Irradiance for single slit diffraction
$$I=I_0sinc^2(β)$$
$$β=\frac{1}{2}kbsin\theta$$
$$k=\frac{2\pi}{\lambda}$$
b=slit size

The Attempt at a Solution

Well I know that when beta is equal to zero, the irradiance is at its maximum. But I do not know if this helps me or not. I honestly do not understand the question. 3/4 of a wavelength farther from one edge of the slit than the other? Don't I need the slit length? How can I make use of this information? Why does it say "than the other." What other point?

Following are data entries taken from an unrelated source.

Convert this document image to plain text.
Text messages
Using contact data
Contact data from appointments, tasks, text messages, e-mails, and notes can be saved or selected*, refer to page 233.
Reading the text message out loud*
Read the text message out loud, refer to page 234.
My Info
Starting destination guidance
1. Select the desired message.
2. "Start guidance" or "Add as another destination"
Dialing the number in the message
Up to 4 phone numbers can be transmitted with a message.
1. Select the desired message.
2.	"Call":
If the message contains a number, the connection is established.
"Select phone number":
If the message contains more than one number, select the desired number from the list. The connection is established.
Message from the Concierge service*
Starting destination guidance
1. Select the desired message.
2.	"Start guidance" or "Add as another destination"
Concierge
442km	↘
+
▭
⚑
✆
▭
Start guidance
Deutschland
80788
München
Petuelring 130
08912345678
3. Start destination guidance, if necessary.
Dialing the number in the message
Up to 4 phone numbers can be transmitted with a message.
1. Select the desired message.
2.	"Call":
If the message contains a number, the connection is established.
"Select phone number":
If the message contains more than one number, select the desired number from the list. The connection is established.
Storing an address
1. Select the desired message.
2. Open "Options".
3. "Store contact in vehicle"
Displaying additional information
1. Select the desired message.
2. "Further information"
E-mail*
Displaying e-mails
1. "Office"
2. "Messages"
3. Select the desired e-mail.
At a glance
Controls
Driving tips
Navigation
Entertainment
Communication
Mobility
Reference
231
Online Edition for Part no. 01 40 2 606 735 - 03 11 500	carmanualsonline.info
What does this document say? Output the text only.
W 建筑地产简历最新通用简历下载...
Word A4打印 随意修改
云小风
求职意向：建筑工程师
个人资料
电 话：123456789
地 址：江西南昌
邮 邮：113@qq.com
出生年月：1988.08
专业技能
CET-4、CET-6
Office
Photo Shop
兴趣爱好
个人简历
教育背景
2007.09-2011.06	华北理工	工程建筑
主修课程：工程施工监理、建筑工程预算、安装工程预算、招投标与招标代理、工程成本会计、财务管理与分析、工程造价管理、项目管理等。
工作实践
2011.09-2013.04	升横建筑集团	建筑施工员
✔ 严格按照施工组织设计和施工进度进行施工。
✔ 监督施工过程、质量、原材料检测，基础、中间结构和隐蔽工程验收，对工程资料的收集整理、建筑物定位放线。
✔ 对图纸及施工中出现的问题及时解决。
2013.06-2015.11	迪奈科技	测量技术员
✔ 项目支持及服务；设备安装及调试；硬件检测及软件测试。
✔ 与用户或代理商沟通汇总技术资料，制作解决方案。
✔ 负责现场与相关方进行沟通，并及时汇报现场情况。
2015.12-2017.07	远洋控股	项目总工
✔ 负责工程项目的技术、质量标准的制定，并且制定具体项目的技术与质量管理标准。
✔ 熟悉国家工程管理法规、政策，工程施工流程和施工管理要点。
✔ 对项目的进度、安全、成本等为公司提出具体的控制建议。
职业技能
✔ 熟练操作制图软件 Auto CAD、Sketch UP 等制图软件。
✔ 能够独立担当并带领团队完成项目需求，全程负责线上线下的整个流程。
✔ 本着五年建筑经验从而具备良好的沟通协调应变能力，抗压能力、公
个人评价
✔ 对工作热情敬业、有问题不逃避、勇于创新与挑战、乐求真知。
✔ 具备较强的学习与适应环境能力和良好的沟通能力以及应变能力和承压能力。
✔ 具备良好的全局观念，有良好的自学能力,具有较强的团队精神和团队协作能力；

I really want to understand this problem. If anyone can help me I would much appreciate it!

 

[Andrew Mason]

The Attempt at a Solution

Well I know that when beta is equal to zero, the irradiance is at its maximum. But I do not know if this helps me or not. I honestly do not understand the question. 3/4 of a wavelength farther from one edge of the slit than the other? Don't I need the slit length? How can I make use of this information? Why does it say "than the other." What other point?

I really want to understand this problem. If anyone can help me I would much appreciate it!

Think of two coherent light sources, one at each edge of the slit. At a point that is 3/4 of a wavelength farther from one of those two sources than the other, how would the amplitude of the combined wave compare to the amplitude at a point where there was full constructive interference (maximum amplitude). How would the intensities be related? (ie how is intensity related to amplitude?).

AM

 

[netgypsy]

In other words you don't need a variable if you have a way to cancel it using the given information and perhaps setting up two equations or a ratio

 

[Xyius]

Ohh! Okay that makes sense now! Thanks guys, I will give it a shot tomorrow. (Just finished studying :p)